Veena is a contemporary movement artist from India. Having worked with dance companies like Shobana Jeyasingh Dance Company, Sadhana and Angika in the UK and also Indian based dance institutions, she has performed extensively across UK and Europe. She is an independent performer and choreographer who has collaborated with individuals from various fields like theatre, visual arts & music. Her choreographic works have been featured in various festivals in many countries. She has done her MA in South Asian Dance Studies from Rehampton University UK and has written many essays and critiques about South Asian Dance. As an educator she has worked with individuals of different ages and abilities.

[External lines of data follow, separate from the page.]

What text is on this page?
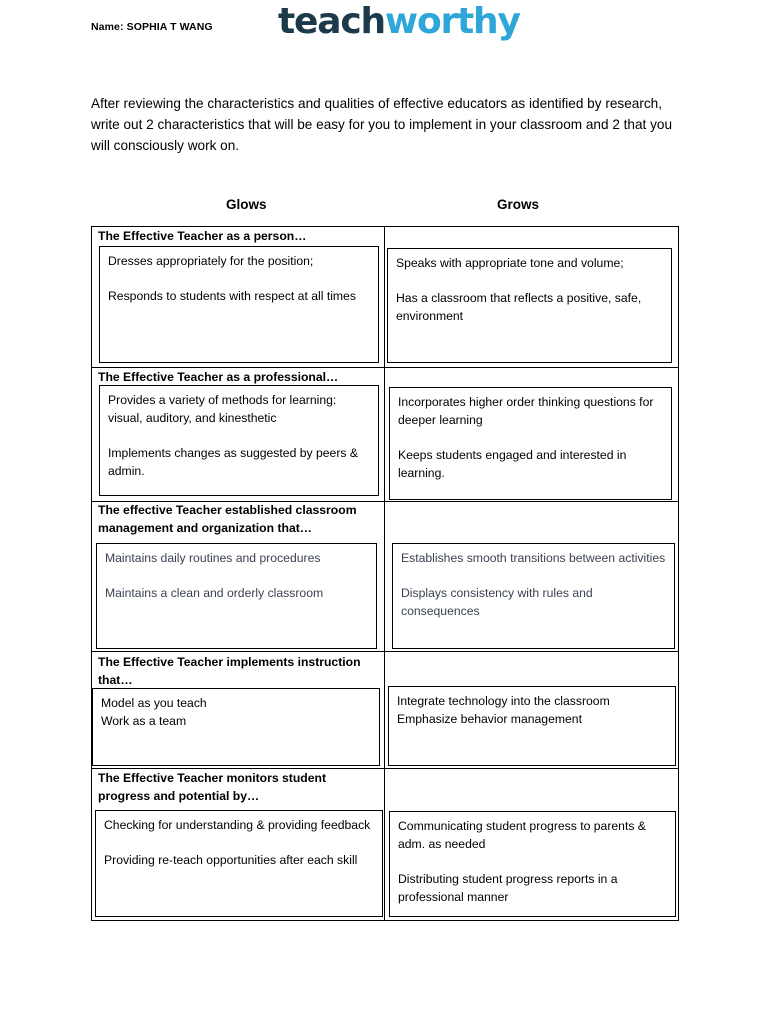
Name: SOPHIA T WANG teachworthy
After reviewing the characteristics and qualities of effective educators as identified by research, write out 2 characteristics that will be easy for you to implement in your classroom and 2 that you will consciously work on.
Glows	Grows
The Effective Teacher as a person…

Dresses appropriately for the position;

Responds to students with respect at all times

Speaks with appropriate tone and volume;

Has a classroom that reflects a positive, safe, environment

The Effective Teacher as a professional…

Provides a variety of methods for learning: visual, auditory, and kinesthetic

Implements changes as suggested by peers & admin.

Incorporates higher order thinking questions for deeper learning

Keeps students engaged and interested in learning.

The effective Teacher established classroom management and organization that…

Maintains daily routines and procedures

Maintains a clean and orderly classroom

Establishes smooth transitions between activities

Displays consistency with rules and consequences

The Effective Teacher implements instruction that…

Model as you teach

Work as a team

Integrate technology into the classroom

Emphasize behavior management

The Effective Teacher monitors student progress and potential by…

Checking for understanding & providing feedback

Providing re-teach opportunities after each skill

Communicating student progress to parents & adm. as needed

Distributing student progress reports in a professional manner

Her latest project named ‘How to be a Fig?’, is in collaboration with Artecology Initiative that brings together ecologists, researchers, performing and visual artists together to explore and communicate through movement the importance and role of fig trees in our eco-system.
A graduate student at the Centre for Ecological Sciences, Indian Institute of Science, Bangalore, India Vignesh’s interests include all things ecology or pertaining to the natural world; natural ecosystems, ecological processes and evolution have been the sort of things that fascinate him. For his Ph.D. Vignesh is investigating the mutualism centered around figs and their associated fig wasps. Fig wasps are extremely small and short lived. In order to complete their life-cycles, they manage to locate host trees that are usually a few kilometers apart. He is currently trying to figure out how they overcome this challenge by studying their flight capabilities. Vignesh is also passionate about science-communication and teaching.
Mike Shanahan is a UK based freelance writer with a doctorate degree in rainforest ecology; his work focuses on rainforests, climate change, biodiversity and related issues. He has lived in a national park in Borneo, bred endangered penguins, investigated illegal bear farms, produced award-winning journalism and spent several weeks of his life at the annual United Nations climate change negotiations. He is interested in what people think about nature and our place in it. His freelance journalism include works published by The Economist, Nature, The Ecologist and Ensia, and some chapters of Dry: Life without Water (Harvard University Press); Climate Change and the Media (Peter Lang Publishing), and Culture and Climate Change: Narratives (Shed). He is the illustrator of Extraordinary Animals (Greenwood Publishing Group) and maintains a blog called Under the Banyan. In 2016, his book about how fig trees have shaped our world, influenced diverse cultures and can help us restore life in degraded rainforests was published in the UK as Ladders to Heaven and in North America as Gods, Wasps and Stranglers.